Rubbert A, Combadiere C, Ostrowski M, Arthos J, Dybul M, Machado E, Cohn M A, Hoxie J A, Murphy P M, Fauci A S, Weissman D
Laboratory of Immunoregulation, National Institute of Allergy and Infectious Diseases, National Institutes of Health, Bethesda, MD 20892-1576, USA.
J Immunol. 1998 Apr 15;160(8):3933-41.
Cells of the dendritic lineage are thought to be among the first cells infected after mucosal exposure to HIV. In this study, we have identified the presence of multiple chemokine receptors on dendritic cells (DC) that may function as coreceptors for HIV entry. DC effectively used CCR5 for entry of macrophage (M)-tropic isolates. CCR3, the eotaxin receptor, initially identified on eosinophils, is expressed on DC and may be used as an entry coreceptor by certain dual-tropic strains. CXCR4 was not expressed on DC, although SDF-1 induced a calcium flux and DC could be infected by T cell line (T)-tropic HIV. Our findings provide evidence for the presence of a non-CXCR4 SDF-1 receptor on DC that is used mainly by T-tropic strains of HIV. DC from individuals homozygous for a 32-bp deletion of the CCR5 gene are also infectable with M-tropic strains of HIV-1, and this infection is inhibited by stromal cell-derived factor (SDF)1, suggesting that this receptor can also be used by M-tropic HIV for entry. Delineation of the spectrum of coreceptor usage on DC may offer new approaches to interfere with the initiation and propagation of HIV infection.

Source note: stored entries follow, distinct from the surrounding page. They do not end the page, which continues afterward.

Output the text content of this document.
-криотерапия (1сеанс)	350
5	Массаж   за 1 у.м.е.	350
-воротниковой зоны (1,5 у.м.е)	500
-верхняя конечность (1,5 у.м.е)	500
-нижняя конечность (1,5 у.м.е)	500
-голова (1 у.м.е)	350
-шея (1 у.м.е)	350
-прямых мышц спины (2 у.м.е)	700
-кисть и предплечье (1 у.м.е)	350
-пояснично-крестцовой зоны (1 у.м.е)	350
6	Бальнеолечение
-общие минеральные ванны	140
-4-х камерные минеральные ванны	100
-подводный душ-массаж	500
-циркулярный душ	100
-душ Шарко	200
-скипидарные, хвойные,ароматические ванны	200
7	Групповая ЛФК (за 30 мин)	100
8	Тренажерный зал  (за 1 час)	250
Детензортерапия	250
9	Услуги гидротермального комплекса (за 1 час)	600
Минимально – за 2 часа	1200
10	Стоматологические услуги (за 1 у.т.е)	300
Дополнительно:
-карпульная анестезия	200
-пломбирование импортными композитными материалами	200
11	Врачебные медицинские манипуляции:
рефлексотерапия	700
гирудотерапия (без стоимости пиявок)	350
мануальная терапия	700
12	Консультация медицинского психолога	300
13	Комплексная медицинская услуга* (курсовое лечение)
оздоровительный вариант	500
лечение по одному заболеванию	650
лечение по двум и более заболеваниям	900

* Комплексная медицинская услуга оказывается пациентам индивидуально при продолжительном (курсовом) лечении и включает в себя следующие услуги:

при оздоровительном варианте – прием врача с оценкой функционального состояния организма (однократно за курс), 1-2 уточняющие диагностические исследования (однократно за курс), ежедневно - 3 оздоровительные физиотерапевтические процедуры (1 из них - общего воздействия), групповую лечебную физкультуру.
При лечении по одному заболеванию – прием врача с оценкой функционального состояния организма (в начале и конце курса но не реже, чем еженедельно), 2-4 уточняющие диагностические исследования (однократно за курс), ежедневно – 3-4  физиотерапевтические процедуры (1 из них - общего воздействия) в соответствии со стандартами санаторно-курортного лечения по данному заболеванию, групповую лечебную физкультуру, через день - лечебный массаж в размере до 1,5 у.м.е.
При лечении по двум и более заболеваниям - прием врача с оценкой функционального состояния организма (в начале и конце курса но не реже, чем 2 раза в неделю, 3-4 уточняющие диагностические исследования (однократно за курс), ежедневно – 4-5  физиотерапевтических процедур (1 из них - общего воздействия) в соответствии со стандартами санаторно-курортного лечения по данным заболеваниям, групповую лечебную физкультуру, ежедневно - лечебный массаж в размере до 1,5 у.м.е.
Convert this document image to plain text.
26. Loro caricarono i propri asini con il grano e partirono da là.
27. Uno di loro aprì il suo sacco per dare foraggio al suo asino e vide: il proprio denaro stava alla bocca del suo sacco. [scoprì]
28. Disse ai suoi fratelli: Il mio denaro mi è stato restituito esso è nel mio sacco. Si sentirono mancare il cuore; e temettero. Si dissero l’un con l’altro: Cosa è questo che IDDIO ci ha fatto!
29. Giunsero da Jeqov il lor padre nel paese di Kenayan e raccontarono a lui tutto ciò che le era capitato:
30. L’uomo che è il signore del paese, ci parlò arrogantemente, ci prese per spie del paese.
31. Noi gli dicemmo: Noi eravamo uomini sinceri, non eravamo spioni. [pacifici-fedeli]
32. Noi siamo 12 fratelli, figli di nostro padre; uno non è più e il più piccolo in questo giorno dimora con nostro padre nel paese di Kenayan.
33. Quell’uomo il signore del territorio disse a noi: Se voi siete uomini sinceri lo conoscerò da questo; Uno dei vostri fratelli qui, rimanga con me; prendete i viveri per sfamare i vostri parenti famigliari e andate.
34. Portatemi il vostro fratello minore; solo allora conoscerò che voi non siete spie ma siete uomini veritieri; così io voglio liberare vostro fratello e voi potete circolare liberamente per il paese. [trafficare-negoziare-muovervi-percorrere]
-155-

树突状细胞系的细胞被认为是黏膜暴露于HIV后最早被感染的细胞之一。在本研究中,我们已确定树突状细胞(DC)上存在多种趋化因子受体,它们可能作为HIV进入的共受体发挥作用。DC有效地利用CCR5来摄取巨噬细胞(M)嗜性毒株。CCR3,即最初在嗜酸性粒细胞上发现的嗜酸性粒细胞趋化因子受体,在DC上表达,并且可能被某些双嗜性毒株用作进入共受体。尽管基质细胞衍生因子-1(SDF-1)可诱导DC产生钙流且DC可被T细胞系(T)嗜性HIV感染,但DC上不表达CXCR4。我们的研究结果为DC上存在一种非CXCR4的SDF-1受体提供了证据,该受体主要被HIV的T嗜性毒株利用。CCR5基因32bp缺失的纯合个体的DC也可被HIV-1的M嗜性毒株感染,且这种感染受到基质细胞衍生因子(SDF)1的抑制,这表明该受体也可被M嗜性HIV用于进入。描绘DC上共受体使用的范围可能会为干扰HIV感染的起始和传播提供新方法。